Cette dématérialisation révèle également un changement de la conception du service public à la française par les gouvernants. Théoriquement, les trois principes du service public sont d'abord l'égalité (d'accès au service puis de traitement par l’administration pour toute la population) puis la continuité (le service doit fonctionner de manière ininterrompue, par exemple pendant la pandémie de Covid 19) et enfin la mutabilité (l'administration doit adapter les moyens de ses missions aux technologies dont elle dispose). La numérisation de l'État semble avoir renversé la hiérarchie de ces priorités. L'adoption des outils est prioritaire, sous prétexte de continuité des services, mais parfois au détriment de l'égalité. Si la dématérialisation de l’administration est une opportunité pour une large partie de la population, celle-ci ne doit pas se faire au détriment de publics rendus plus vulnérables par le tout numérique (personnes âgées, personnes en situations de handicaps, personnes allophones …). L’efficacité de l’action publique ne doit pas conduire à une fracture sociale, dont les conséquences dépassent le simple isolement numérique.
Les réponses des autorités publiques à la fracture numérique
La fracture numérique est un phénomène qui devrait, a priori, se résorber avec le temps. En effet, sur le plan du réseau, l’État procède à l’élargissement de la couverture internet sur le territoire ce qui devrait à terme mettre fin à l’existence de zones blanches.
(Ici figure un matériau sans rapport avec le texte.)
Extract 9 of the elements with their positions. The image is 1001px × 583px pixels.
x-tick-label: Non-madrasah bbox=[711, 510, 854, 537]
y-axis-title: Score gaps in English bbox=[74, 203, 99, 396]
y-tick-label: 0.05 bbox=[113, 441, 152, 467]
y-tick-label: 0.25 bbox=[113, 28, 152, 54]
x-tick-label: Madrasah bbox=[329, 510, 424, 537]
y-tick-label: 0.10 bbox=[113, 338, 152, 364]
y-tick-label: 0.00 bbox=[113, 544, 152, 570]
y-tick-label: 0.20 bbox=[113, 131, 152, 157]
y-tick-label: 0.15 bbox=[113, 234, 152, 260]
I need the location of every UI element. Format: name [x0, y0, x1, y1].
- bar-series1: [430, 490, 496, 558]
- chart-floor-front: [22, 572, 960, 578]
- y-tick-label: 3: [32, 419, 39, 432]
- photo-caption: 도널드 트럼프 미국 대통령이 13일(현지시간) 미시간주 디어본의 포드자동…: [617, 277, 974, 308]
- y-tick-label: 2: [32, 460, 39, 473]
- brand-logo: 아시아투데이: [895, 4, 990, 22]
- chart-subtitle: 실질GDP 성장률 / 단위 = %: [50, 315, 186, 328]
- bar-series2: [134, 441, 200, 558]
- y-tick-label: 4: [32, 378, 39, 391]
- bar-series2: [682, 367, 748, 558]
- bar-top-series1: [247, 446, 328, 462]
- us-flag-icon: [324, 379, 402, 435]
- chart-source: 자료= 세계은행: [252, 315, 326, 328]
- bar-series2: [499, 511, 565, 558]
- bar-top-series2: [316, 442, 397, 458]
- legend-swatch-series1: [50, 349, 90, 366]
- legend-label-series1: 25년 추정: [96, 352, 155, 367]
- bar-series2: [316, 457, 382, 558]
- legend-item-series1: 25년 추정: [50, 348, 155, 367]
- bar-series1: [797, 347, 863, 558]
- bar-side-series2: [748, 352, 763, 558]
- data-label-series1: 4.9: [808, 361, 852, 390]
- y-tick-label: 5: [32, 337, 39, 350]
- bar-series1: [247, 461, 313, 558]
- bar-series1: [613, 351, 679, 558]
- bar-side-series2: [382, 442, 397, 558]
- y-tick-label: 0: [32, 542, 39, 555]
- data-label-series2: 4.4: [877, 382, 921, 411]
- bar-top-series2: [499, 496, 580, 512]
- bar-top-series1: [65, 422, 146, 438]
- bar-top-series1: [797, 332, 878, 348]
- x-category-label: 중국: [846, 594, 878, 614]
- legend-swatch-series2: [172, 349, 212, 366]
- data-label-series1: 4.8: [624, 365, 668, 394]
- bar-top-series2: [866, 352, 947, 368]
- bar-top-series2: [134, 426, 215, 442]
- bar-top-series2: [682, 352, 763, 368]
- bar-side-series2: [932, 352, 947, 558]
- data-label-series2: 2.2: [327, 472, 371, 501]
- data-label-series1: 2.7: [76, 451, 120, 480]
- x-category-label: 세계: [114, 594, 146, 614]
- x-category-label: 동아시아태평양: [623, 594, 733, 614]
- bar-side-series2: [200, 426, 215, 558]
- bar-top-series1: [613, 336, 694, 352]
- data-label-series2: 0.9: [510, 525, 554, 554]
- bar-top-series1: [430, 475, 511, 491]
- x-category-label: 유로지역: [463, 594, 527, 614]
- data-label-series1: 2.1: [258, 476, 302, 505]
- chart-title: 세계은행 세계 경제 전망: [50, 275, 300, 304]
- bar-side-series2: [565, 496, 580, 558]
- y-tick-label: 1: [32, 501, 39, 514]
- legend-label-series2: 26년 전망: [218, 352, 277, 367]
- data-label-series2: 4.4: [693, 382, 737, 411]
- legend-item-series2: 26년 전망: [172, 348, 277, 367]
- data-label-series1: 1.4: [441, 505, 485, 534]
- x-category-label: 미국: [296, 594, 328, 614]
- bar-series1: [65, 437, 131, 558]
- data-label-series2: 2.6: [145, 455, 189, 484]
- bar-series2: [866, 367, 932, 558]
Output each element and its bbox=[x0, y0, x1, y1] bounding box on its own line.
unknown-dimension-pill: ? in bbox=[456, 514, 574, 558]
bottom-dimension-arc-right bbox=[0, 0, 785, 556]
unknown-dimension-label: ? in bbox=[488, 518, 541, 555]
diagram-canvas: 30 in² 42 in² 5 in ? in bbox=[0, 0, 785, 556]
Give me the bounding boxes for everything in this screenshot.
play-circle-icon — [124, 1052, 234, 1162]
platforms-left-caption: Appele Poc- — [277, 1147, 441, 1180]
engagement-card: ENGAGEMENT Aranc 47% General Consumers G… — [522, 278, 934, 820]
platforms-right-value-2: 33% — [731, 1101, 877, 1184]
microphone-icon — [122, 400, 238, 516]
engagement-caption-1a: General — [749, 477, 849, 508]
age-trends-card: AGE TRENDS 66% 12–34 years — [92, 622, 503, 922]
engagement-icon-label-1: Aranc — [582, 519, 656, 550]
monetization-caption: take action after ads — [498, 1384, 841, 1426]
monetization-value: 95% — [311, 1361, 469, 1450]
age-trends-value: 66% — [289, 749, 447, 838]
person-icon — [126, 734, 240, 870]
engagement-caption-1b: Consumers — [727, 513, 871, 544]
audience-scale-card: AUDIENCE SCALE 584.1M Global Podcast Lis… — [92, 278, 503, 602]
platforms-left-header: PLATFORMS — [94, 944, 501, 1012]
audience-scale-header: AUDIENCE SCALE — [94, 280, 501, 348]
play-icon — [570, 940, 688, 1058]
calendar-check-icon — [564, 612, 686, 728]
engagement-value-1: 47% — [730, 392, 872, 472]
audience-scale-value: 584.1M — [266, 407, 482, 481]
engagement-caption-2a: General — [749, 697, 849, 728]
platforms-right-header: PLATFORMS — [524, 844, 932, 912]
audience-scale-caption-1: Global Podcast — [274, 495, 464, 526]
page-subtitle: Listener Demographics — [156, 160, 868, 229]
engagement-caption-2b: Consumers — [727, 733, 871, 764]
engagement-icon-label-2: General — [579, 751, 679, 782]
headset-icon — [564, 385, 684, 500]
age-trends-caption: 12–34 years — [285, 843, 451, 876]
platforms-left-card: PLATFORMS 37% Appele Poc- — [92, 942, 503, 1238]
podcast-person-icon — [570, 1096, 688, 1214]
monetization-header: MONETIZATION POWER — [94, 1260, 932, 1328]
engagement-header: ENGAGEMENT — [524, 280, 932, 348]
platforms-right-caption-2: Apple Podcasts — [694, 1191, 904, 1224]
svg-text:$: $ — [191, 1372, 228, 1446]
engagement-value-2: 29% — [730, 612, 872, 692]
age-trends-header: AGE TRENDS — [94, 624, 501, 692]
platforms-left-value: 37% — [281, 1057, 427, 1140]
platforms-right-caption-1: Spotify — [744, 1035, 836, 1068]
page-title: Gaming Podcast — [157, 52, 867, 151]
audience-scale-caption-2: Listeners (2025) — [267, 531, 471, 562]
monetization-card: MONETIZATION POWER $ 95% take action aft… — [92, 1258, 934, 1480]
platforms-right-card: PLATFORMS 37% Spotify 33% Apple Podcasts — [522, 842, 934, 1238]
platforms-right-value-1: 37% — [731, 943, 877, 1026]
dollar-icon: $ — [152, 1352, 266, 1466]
Sur le plan cognitif, de la maitrise des outils par les individus, l’éducation au numérique dispensée lors des cours d’informatique dès l’école primaire devrait en effet permettre de sensibiliser les futurs citoyens à l’usage de ces technologies – et donc de mettre fin au phénomène d’illectronisme.
Enfin, afin de limiter l’exclusion des publics souffrant de la fracture numérique, l’État a également développé à partir de 2018 les « Maisons France service » afin de permettre aux citoyens de réaliser leurs démarches administratives depuis un point d’accès public à internet, grâce à l’appui d’agents publics dédiés à cette mission.